В ту пору маркиз громогласно произнес свою историческую фразу: «В своем доме хозяин — я». Но когда Бернарда утонула в дурманном мире медовухи какао, а Доминга отдала Богу душу, рабы опять стали шаг за шагом просачиваться в дом: сначала внедрялись женщины со своим потомством для помощи в нескончаемых домашних хлопотах, а потом прокрадывались и мужчины подремать в прохладных коридорах. Бернарда, напуганная призраком разорения, велела им всем зарабатывать себе на пропитание на улицах, прося подаяние. Однажды, впав в отчаяние, она решила отпустить рабов на свободу, оставив двух или трех для домашних дел, но маркиз выступил против, выдвинув довольно нелепый довод: «Если им суждено умереть с голоду, пусть умирают здесь, а не где-нибудь в подворотне». Подобное легкое разрешение проблемы не пришло ему в голову, когда собака укусила Марию Анхелу. Далее он назначил самого авторитетного и, по его мнению, надежного раба главным надсмотрщиком и велел ему строжайшим образом следить за исполнением всех своих приказов. Такое начальственное рвение удивило даже Бернарду. В ту самую ночь, когда была завершена — впервые после смерти Доминги — уборка всего дома, маркиз отправился в барак для невольников, где Мария Анхела спала в одном из дюжины гамаков рядом с молодыми негритянками. Он разбудил всех и огласил новые правила домашнего устройства.
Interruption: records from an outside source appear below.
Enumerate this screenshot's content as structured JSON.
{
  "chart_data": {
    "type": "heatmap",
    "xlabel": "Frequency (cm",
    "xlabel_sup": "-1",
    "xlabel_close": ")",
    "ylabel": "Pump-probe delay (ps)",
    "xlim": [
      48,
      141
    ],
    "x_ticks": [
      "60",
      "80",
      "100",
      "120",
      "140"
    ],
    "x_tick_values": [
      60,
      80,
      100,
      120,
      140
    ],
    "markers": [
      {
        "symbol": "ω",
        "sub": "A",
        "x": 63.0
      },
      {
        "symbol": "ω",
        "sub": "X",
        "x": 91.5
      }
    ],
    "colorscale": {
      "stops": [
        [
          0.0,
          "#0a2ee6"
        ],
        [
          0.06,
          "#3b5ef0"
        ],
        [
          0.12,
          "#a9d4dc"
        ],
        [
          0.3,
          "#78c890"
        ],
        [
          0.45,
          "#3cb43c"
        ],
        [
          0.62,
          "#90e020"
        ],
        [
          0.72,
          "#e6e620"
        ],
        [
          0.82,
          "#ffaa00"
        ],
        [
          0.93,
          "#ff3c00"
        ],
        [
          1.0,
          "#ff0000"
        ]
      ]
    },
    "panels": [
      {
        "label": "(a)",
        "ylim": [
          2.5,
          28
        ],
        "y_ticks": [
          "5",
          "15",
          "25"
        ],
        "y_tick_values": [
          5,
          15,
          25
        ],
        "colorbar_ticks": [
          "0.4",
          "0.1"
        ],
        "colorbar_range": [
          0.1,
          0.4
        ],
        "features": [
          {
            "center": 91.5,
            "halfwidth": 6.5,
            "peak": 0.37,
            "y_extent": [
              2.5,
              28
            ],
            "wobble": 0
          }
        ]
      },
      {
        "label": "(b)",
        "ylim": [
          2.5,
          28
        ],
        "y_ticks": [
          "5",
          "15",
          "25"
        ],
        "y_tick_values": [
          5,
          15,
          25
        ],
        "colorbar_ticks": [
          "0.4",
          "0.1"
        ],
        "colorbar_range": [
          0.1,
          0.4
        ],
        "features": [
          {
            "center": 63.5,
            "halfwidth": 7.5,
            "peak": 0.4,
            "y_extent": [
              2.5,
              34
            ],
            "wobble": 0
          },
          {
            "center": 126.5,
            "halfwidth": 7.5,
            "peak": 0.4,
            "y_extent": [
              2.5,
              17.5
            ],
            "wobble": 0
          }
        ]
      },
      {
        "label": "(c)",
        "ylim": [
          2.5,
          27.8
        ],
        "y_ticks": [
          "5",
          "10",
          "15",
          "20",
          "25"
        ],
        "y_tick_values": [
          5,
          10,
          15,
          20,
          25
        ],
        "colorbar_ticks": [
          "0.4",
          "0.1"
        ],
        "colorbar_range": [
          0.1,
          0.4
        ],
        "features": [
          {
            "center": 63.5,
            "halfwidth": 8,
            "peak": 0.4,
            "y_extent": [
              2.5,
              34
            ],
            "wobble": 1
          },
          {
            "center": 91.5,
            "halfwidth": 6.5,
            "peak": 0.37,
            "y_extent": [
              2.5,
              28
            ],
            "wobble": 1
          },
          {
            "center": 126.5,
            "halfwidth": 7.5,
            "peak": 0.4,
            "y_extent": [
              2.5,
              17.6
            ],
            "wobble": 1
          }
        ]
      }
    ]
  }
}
— С сегодняшнего дня Мария Анхела будет жить в доме, — сказал он. — Знайте, что ни здесь и нигде во всей Империи у нее нет другой семьи, кроме нас, белых.
Девочка молча отшатнулась, когда он хотел взять ее за руку и отвести в спальню, и ему пришлось втолковать ей, что на всем свете слово мужчины — закон. Даже в бабушкиной спальне, когда он приказал ей сменить холщовый балахон рабов на ночную рубашку, она не проронила ни слова. Бернарда, стоя в дверях, наблюдала такую картину: маркиз сидел на кровати и неловко пытался застегнуть пуговицы на новой рубашке дочери, а дочь стояла неподвижно перед ним и бесстрастно на него пялилась. Бернарда не смогла не съязвить.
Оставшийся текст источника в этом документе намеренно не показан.